"Niesamowite wydarzenie. Nasze Koleje Mazowieckie uruchomią 8 par pociągów" - tak o planowanym rozpoczęciu kursów z pasażerami na linii kolejowej Ostrołęka - Chorzele mówiła dziś członek zarządu województwa mazowieckiego Elżbieta Lanc. Trwają jednocześnie rozmowy z woj. warmińsko-mazurskim w celu wydłużenia połączenia do Szczytna lub nawet Olsztyna.
Pociągi Ostrołęka-Chorzele. Po ile bilety?
Elżbieta Lanc podczas konferencji w Ostrołęce podkreśliła, że projekt jest gigantyczny i oczekiwany przez mieszkańców, bo ułatwia dojazd do pracy. "Projekt też drogi, bo to 427 milionów złotych" - mówiła Lanc. 200 milionów złotych pochodzi z Unii Europejskiej. Zmodernizowano linię kolejową Ostrołęka-Chorzele, czyli prawie 60 kilometrów, pociągi osobowe mają jeździć z prędkością do 120 km/h, a towarowe do 80 km/h.
Przebudowano wiele stacji i przystanków kolejowych, 20 obiektów inżynieryjnych, w tym 14 przepustów i 6 mostów.
Koleje Mazowieckie 11 czerwca uruchomią 8 par pociągów, które obsługiwać będą spalinowe szynobusy. Do końca roku bilet jednorazowy ma kosztować 4,20 zł, a miesięczny - 49 zł.
11 czerwca odbędzie sie uroczyste otwarcie połączenia na linii kolejowej Ostrołęka-Chorzele. Zaplanowane są konferencje, przejazd pociągu, a także piknik rodzinny w Chorzelach.
Czy pojedziemy pociągiem do Olsztyna?
Obecnie trwają rozmowy z samorządem Warmii i Mazur ws. organizacji przewozów kolejowych na odcinku Ostrołęka-Szczytno-Olsztyn. "Mamy pewność, że te rozmowy doprowadzą do efektów skutecznych" - powiedziała Elżbieta Lanc. To dobra wiadomość dla pasażerów, którzy widzą konieczność przedłużenia kursu nawet do stolicy Warmii i Mazur.
Mirosław Augustyniak podkreślił, że Ostrołęka ociera się o wykluczenie komunikacyjne i należy walczyć o najważniejsze rzeczy: obwodnicę, drogę 627 do węzła Komorowo. Plus oczywiście linia kolejowa nr 35.
"Bez dogadania się z woj. warmińsko-mazurskim, żeby ta kolej funkcjonowała do Olsztyna, będzie niedosyt.
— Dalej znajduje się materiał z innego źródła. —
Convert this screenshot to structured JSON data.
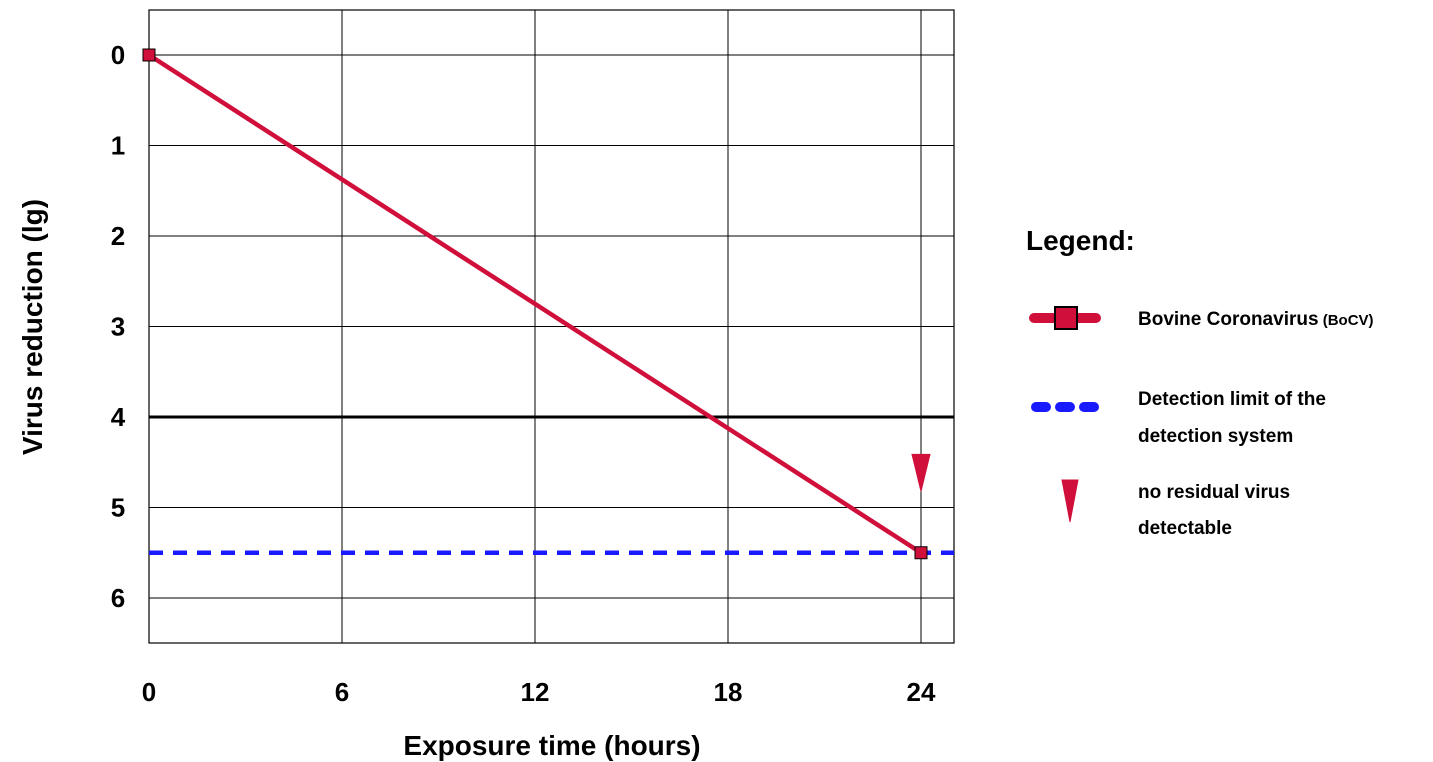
{
  "chart_data": {
    "type": "line",
    "xlabel": "Exposure time (hours)",
    "ylabel": "Virus reduction (lg)",
    "xlim": [
      0,
      25
    ],
    "ylim": [
      0,
      6.5
    ],
    "y_inverted": true,
    "x_ticks": [
      0,
      6,
      12,
      18,
      24
    ],
    "y_ticks": [
      0,
      1,
      2,
      3,
      4,
      5,
      6
    ],
    "grid": true,
    "reference_lines": [
      {
        "name": "Detection limit of the detection system",
        "y": 5.5,
        "style": "dashed",
        "color": "#1a1aff"
      },
      {
        "y": 4,
        "style": "solid",
        "color": "#000000",
        "emphasis": true
      }
    ],
    "series": [
      {
        "name": "Bovine Coronavirus (BoCV)",
        "color": "#d0103a",
        "x": [
          0,
          24
        ],
        "y": [
          0,
          5.5
        ]
      }
    ],
    "annotations": [
      {
        "type": "arrow-down",
        "x": 24,
        "y": 4.8,
        "color": "#d0103a",
        "meaning": "no residual virus detectable"
      }
    ],
    "legend": {
      "placement": "right",
      "title": "Legend:",
      "entries": [
        {
          "key": "series",
          "line1": "Bovine Coronavirus",
          "line1_suffix": " (BoCV)"
        },
        {
          "key": "limit",
          "line1": "Detection limit of the",
          "line2": "detection system"
        },
        {
          "key": "arrow",
          "line1": "no residual virus",
          "line2": "detectable"
        }
      ]
    }
  }
}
Ale dla tej części subregionu będzie to dawać szansę niedrogiego dojazdu do pracy i do szkoły" - mówił Augustyniak, zaznaczając, że chciałby, by przejazdy koleją "stały się normą". Samorządowcy z Mazowsza wyrazili też nadzieję, że przejazdy cieszyć się będą zainteresowaniem lokalnych mieszkańców.